Forty-four years later, the money trail is a key part of investigations that are dominating headlines in the Trump era.
Former Trump campaign chair Paul Manafort is on trial and the office of former Trump lawyer Michael Cohen was raided, all while special counsel Robert Mueller continues to investigate whether the Trump campaign had any connection to Russia’s attempt to interfere in the 2016 election. Some of the probes involve the president directly, while others could be used by prosecutors as leverage to secure the cooperation of Trump confidants.
As investigators dig deeper, they are focusing attention on banks that have facilitated transactions for various people in Trump’s orbit. Here is a look at some of the banks that have been pulled into Trump-related probes.
The Federal Savings Bank
Prosecutors have argued that employees of the bank raised red flags after Manafort submitted false information, but that their objections were overruled by CEO Steve Calk, who was angling for a job in the Trump administration.
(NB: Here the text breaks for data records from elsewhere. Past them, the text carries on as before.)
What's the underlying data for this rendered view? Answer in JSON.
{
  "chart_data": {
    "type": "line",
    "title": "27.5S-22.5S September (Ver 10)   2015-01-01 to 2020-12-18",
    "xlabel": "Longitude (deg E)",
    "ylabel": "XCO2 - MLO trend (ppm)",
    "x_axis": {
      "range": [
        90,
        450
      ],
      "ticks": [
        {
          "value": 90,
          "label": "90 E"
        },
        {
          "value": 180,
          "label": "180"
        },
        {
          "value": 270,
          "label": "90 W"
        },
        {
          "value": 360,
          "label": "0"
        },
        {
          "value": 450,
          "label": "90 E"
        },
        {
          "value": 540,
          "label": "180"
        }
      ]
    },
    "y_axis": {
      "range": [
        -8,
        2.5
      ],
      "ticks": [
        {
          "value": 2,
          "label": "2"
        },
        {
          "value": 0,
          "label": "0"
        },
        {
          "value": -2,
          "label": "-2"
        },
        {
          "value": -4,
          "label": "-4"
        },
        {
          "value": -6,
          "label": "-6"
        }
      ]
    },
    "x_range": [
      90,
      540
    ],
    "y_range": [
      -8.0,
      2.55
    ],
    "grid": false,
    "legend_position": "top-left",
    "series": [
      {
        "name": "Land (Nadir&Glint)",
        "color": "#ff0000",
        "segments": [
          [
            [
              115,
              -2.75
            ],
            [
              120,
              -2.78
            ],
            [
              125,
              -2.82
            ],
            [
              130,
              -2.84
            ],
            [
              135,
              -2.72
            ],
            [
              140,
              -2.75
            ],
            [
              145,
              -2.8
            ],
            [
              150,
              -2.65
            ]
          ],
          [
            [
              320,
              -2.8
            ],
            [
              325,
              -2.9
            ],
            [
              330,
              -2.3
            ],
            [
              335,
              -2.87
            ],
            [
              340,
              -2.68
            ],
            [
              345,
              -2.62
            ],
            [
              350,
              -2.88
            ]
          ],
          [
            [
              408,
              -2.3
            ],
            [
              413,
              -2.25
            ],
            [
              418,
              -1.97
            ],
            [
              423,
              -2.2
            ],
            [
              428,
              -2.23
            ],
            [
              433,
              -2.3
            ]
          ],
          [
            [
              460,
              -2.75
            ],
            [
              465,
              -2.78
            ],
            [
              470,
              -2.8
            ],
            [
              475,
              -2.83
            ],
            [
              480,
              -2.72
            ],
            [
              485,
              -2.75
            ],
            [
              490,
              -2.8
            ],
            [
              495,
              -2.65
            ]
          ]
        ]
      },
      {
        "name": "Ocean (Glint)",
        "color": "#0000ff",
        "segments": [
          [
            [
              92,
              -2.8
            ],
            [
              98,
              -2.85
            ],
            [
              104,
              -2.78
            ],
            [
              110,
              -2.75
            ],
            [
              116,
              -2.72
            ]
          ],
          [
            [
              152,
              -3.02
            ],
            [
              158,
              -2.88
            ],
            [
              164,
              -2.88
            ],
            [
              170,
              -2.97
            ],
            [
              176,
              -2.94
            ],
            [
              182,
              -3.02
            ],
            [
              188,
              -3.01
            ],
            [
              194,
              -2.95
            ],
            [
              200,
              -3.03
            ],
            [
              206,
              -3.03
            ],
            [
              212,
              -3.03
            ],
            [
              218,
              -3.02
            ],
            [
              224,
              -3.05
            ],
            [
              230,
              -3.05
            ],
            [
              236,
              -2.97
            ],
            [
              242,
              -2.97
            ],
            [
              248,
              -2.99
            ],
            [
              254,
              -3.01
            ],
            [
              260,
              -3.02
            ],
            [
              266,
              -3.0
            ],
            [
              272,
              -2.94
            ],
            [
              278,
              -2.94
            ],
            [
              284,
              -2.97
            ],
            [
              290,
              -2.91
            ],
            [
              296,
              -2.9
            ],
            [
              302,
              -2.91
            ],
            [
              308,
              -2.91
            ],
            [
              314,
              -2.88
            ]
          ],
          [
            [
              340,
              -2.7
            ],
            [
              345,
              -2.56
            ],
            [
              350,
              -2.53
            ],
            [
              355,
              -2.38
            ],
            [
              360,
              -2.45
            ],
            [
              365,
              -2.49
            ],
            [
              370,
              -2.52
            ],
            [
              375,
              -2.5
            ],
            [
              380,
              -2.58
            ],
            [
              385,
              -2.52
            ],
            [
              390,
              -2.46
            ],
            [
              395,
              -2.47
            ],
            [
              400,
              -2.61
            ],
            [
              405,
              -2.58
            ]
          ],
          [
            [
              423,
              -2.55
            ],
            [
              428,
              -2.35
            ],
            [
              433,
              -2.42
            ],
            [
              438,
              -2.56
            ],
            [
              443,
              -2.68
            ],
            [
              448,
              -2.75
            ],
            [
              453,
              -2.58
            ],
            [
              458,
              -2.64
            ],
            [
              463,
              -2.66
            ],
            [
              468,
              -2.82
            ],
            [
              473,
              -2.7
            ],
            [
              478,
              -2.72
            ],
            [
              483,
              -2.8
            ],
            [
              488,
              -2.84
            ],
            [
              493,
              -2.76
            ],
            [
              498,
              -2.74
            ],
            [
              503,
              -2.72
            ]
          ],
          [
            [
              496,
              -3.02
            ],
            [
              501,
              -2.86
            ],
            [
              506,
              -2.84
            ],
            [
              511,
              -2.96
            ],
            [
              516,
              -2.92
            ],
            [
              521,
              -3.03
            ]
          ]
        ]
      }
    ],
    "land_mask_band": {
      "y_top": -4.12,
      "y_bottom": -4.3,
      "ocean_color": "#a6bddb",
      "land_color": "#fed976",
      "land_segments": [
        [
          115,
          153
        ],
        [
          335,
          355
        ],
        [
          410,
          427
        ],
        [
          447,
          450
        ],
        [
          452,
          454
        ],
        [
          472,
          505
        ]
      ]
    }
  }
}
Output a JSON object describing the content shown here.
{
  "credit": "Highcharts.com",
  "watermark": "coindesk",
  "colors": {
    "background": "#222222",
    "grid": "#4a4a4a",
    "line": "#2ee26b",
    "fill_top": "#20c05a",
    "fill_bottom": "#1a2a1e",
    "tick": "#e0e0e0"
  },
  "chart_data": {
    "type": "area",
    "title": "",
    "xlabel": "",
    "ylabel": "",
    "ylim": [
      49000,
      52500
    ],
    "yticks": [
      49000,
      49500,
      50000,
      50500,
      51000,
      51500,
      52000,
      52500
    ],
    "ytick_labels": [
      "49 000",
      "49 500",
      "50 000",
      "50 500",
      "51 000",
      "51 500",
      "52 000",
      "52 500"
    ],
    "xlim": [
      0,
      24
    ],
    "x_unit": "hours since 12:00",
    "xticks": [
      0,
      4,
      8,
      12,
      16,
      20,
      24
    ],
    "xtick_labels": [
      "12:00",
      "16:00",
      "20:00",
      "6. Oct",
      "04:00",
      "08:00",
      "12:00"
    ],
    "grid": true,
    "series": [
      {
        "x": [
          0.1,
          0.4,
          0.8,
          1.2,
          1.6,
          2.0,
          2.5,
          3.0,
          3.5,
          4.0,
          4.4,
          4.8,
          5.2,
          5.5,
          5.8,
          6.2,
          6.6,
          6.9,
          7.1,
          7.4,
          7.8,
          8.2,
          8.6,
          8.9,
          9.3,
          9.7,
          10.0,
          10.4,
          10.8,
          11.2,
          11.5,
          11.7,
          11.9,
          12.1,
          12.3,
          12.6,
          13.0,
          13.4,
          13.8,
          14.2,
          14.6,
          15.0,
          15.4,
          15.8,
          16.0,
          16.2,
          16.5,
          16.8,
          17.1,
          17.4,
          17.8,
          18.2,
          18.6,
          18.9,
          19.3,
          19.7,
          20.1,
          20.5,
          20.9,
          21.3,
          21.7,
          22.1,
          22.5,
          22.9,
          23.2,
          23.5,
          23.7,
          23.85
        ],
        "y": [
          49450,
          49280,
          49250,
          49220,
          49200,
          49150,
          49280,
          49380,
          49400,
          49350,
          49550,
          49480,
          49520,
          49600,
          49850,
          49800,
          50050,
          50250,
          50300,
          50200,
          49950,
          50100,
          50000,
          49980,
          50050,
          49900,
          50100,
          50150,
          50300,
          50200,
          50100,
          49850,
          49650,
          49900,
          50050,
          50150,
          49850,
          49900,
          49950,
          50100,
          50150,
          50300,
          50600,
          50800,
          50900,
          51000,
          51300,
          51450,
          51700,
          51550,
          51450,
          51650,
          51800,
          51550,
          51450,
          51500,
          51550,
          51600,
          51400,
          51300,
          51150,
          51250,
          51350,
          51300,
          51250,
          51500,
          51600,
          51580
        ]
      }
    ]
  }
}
Lawyers for Manafort have contended that any inaccuracies in the loan documents were not material, while also arguing that the loans had sufficient collateral and got the unanimous approval of the bank’s loan committee.
Two people who were employed by Federal Savings Bank in 2016 testified at the trial under an agreement that granted them immunity. Calk was not called to the witness stand. The jury is scheduled to begin its third day of deliberations on Monday.
A vice president at the Providence, R.I.-based bank reportedly testified that the Republican political operative would not have gotten a $3.4 million loan against a New York condominium if the bank knew that it was an investment property, rather than a second home.
A second Citizens employee testified about a separate loan application by Manafort, according to news reports. Taryn Rodriguez said that she discovered $1 million in loans outstanding on a Brooklyn property that Manafort had not disclosed.
Before the trial, a Citizens spokesman said: “While it’s our policy not to comment on ongoing litigation, we believe the evidence will clearly show that Citizens Bank did not engage in any wrongdoing and that we followed appropriate procedures.”